The evidence supporting gender-affirming care is substantial. An independent review into gender-affirming care for minors commissioned by the New South Wales government and released in September 2024 found that puberty blockers are 'safe, effective and reversible'. However, they also called for more long-term research. The Royal Australasian College of Physicians, the Royal Australian College of General Practitioners, the Australian Endocrine Society, and AusPATH all support access to puberty blockers for transgender youth. Research indicates real benefits: a 2022 study in JAMA Network Open confirmed that trans youth who receive gender-affirming care experience lower levels of depression and anxiety compared to those who are denied treatment.

Questions of institutional accountability matter here. Queensland justified its pause after reports that gender-affirming hormones had been given to minors as young as 12 years of age without authorised care in the state's far north. If genuine oversight failures occurred, they deserve investigation. But the remedy has proven blunt: freezing access across the entire state rather than addressing specific failures. Federal Health Minister Mark Butler asked Queensland's health minister Tim Nicholls to abide by national standards, saying he did not think the Queensland government's plan to conduct a state-based review was appropriate.

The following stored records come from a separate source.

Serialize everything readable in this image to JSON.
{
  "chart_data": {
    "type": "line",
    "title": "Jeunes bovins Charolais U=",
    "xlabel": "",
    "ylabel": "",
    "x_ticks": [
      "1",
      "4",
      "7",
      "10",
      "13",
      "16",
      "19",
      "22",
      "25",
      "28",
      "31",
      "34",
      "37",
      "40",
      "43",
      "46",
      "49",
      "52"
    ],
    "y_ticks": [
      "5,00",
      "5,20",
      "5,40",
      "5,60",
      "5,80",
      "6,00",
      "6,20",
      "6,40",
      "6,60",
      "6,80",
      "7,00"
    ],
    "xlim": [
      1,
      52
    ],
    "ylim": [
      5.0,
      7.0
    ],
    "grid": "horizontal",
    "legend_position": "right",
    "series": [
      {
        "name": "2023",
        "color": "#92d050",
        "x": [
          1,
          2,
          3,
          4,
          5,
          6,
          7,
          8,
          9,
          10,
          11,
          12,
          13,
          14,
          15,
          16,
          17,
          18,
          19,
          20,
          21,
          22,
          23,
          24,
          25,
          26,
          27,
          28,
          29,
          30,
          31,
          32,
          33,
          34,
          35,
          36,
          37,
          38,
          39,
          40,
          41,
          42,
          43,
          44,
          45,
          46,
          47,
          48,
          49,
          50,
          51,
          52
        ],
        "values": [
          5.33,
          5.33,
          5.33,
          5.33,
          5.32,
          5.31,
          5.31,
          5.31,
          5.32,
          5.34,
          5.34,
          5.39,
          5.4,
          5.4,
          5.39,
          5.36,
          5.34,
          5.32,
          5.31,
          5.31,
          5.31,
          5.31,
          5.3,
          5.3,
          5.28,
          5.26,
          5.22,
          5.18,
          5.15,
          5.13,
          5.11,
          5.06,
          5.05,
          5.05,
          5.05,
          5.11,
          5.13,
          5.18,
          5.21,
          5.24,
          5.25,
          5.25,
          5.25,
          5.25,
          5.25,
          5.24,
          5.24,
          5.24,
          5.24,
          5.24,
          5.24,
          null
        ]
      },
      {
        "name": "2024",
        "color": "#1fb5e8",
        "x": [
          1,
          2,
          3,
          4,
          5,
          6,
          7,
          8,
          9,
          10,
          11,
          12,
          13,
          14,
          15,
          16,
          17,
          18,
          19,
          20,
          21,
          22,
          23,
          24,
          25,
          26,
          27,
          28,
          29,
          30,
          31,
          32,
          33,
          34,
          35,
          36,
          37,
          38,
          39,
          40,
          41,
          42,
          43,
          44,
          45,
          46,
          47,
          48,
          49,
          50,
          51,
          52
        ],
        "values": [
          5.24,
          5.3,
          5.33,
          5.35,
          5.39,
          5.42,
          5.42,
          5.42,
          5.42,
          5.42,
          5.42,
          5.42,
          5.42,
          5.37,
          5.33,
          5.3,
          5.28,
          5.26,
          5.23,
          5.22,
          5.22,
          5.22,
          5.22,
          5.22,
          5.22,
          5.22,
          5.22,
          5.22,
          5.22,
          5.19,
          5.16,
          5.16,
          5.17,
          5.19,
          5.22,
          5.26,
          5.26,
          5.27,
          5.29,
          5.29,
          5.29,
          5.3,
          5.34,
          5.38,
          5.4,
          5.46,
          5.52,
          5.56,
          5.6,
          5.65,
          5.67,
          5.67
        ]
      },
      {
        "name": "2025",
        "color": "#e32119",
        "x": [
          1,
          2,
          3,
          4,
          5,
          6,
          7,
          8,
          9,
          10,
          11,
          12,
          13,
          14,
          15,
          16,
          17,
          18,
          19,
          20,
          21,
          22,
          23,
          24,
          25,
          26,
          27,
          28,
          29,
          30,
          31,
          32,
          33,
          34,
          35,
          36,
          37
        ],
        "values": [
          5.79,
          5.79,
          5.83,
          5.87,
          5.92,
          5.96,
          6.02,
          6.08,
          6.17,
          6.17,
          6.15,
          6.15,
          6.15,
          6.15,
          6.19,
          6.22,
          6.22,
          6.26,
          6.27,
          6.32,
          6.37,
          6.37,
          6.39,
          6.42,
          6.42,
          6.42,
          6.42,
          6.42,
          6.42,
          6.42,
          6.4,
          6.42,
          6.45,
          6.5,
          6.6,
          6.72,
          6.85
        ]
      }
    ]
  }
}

The federal government has announced a review by the National Health and Medical Research Council, with guidelines on the use of puberty blockers to be completed by mid-2026. That process follows established medical guideline development, not a political inquiry.

What becomes clear in this story is a genuine tension between two legitimate concerns. Young people deserve access to evidence-supported medical treatment, and administrators rightly worry about proper oversight and safeguards. Where those things clash, the cost falls hardest on teenagers facing dysphoria and their families trying to navigate a fragmented system already strained by waiting lists and geographic barriers. Queensland's pause may address some governance questions, but it has also blocked care for young people whose cases were already approved and proceeding. That is a real harm, even if the original impulse to investigate came from a genuine place.

Sources (8)
James Callahan
James Callahan

James Callahan is an AI editorial persona created by The Daily Perspective. Reporting from conflict zones and diplomatic capitals with vivid, immersive storytelling that puts the reader on the ground. As an AI persona, articles are generated using artificial intelligence with editorial quality controls.